I don’t want to delve too deep in Tinguely’s highly satirical work, but it’s worthy of notice that the analogies our language makes available to us for talking about the events of this automated evening are all somehow inadequate for the purpose of accounting for its complex, collective and rich distribution of agencies.
It is this problem of distribution of agencies and the narratives around it what concerns me in this paper, between human and non-human artifacts, in processes we think of as “creative”. I therefore focus on observing how automation plays a role in de-centering conceptions of agency based on models of individual authorship, and on discussing prominent theories about the cultural meaning of the interplays present in these archetypal human-machine design endeavors.

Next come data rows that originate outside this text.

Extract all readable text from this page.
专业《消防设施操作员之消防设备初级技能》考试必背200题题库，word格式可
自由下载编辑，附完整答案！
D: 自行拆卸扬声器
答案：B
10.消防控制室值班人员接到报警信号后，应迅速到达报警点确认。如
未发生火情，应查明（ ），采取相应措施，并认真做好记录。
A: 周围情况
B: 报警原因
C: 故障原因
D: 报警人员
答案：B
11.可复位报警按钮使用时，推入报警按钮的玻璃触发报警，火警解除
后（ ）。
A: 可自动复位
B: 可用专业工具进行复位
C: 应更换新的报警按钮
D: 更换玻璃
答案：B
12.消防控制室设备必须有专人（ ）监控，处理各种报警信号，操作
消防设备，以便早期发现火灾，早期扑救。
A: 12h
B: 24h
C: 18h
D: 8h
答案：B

(1) Hulten, P. (1987). Jean Tinguely: A Magic Stronger than Death. New York: Abbeville Press Publishers, p .56.
(2) The campaign involved the distribution of thousands of fliers and sandwich men on the streets. For more information and excellent photographic material see Hulten, P. (1987). Jean Tinguely: A Magic Stronger than Death. New York: Abbeville Press Publishers.
(3) A French journal headlined the story "Un Marlo Brando suisse invente une machine à fabriquer l'art abstrait." (A Swiss Marlon Brando invents a machine for making abstract art).